I got into all kinds of weird things for a long time just to get in touch with Bobby. I went to faith healers, psychics. At the time it was comforting. I never revealed any personal information, but one particular woman told me things about how Bobby died – the circumstances, where I was at the time – that nobody could possibly have known but me and my sons.

‘Now I’m a bit more cynical. I don’t know whether there’s an afterlife.’ Bobby wasn’t just her soul mate, but her manager and her dear friend. She says she’s ‘got used’ to losing him, but will never ‘get over it’. ‘What I miss dearly is, when I used to do a show, we’d go out to dinner with our friends as couples – Jimmy Tarbuck and Pauline, the late, great Henry Cooper and his wife Albina, Michael Parkinson and Mary. Bobby was the raconteur. I could switch off.
I’ve had to learn, since being single again, to do the show – and then put on another show afterwards, can you get that? I never had to do that before.

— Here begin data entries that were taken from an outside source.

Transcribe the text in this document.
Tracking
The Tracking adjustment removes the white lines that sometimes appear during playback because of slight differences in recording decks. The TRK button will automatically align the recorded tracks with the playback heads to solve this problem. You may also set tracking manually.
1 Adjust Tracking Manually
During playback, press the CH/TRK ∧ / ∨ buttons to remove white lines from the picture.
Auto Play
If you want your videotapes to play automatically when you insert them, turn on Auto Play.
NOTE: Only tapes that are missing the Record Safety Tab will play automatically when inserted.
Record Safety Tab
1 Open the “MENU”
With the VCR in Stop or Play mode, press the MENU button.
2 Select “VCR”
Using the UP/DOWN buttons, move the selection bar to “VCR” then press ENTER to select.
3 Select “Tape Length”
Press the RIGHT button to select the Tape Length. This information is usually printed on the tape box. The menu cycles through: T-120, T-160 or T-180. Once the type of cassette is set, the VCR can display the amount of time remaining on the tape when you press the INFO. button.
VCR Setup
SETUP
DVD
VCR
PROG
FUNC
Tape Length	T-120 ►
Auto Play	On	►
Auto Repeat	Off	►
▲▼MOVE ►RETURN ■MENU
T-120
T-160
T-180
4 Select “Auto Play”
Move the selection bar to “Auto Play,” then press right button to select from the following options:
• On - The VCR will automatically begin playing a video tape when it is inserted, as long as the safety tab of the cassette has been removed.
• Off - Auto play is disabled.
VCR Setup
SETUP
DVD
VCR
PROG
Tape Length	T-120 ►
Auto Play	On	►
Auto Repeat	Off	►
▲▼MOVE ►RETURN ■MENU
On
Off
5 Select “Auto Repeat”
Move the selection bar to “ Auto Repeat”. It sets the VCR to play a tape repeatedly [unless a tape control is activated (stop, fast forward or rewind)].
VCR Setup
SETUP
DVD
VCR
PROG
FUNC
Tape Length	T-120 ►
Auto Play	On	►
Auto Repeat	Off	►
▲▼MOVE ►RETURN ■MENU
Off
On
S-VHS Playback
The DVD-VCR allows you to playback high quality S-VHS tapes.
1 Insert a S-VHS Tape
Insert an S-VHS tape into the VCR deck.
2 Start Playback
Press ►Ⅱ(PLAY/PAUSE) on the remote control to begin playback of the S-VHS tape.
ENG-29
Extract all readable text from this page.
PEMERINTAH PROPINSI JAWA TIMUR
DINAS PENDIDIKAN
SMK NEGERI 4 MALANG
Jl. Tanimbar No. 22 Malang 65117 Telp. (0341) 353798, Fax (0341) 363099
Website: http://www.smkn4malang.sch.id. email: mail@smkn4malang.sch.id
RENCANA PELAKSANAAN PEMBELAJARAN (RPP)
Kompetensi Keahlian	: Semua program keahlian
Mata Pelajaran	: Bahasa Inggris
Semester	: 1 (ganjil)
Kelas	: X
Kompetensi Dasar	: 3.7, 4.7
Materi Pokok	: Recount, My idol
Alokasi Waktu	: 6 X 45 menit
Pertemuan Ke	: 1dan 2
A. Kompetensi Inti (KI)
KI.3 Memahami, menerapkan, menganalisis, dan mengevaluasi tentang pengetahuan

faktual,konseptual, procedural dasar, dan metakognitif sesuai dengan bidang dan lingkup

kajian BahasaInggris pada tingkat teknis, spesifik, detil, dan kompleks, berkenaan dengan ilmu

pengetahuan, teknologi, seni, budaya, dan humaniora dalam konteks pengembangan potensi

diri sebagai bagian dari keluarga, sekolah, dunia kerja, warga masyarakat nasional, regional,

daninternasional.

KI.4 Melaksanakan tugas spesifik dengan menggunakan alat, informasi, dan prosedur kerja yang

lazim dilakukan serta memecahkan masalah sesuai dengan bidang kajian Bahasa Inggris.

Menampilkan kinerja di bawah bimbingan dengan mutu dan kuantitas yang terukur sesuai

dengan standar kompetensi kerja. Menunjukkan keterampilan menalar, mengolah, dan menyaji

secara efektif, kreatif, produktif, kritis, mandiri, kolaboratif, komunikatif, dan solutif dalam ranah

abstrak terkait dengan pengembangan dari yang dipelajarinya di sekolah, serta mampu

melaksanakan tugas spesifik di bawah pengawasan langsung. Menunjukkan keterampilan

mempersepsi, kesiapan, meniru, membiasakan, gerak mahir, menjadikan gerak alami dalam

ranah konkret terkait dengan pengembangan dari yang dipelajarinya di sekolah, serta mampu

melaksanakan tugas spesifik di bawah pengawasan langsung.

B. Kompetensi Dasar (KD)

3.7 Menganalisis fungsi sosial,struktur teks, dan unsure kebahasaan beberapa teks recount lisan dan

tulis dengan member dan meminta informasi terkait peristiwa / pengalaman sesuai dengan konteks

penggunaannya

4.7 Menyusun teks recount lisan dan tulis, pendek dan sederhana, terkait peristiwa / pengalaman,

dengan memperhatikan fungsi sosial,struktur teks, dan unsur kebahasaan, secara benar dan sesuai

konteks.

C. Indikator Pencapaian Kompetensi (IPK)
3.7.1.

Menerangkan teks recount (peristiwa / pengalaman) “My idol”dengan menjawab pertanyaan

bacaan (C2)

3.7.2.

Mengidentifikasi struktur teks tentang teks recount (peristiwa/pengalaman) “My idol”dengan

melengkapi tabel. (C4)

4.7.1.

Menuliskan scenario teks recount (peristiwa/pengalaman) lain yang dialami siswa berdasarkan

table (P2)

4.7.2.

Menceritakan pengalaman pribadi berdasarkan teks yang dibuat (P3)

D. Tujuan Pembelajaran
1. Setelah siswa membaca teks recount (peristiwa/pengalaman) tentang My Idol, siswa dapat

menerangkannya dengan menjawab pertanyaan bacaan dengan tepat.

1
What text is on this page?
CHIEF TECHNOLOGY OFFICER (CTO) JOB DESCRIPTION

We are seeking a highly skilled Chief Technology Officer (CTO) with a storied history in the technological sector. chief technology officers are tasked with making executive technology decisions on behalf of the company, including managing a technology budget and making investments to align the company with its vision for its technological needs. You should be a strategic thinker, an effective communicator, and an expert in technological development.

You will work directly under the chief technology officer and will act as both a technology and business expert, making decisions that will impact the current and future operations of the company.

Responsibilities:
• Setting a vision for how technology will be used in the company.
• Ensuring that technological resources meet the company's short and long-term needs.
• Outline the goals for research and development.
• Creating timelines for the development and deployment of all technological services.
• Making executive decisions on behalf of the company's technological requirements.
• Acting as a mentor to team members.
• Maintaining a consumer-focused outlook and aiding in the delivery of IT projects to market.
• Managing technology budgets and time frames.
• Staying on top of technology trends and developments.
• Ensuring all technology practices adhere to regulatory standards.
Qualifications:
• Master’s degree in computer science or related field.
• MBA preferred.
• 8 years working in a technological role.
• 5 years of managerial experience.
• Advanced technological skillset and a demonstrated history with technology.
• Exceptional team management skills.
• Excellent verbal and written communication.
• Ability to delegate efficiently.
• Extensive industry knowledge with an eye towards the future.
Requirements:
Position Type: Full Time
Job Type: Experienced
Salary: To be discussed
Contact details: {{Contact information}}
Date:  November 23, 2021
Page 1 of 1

‘You’re not married to somebody without sadnesses. Bobby was there for me when we lost our little girl. [Their daughter Ellen was born 13 weeks premature in 1975 and died two hours after her birth.] You have incredible ups and downs, but you have each other to help you get through it all. It’s when you lose your loved one that you have to experience the highs and terrible lows on your own.
‘But, on the other side of the coin, people go through life without meeting the love of their life. I was very lucky to be very young when I met Bobby. I’ve had a blessed life. I’ve pulled back from trying to control my destiny and gone back to accepting whatever fate has in store for me. I live for today because I don’t know what’ll happen tomorrow.’ Which, for now, is her date with the guy-called- Peter. Could he ever be more than a ‘chum’?
‘I’m a never-say-never girl, but I’m still so madly in love with Bobby. I could never ever think of marrying again. I’ve said I’m a great believer in fate and I am. I think it’s all written down for you and mapped out, which has been the biggest shock for me. I was convinced I’d go before Bobby. I’ve had such a charmed life and that’s my only regret. I took it for granted.’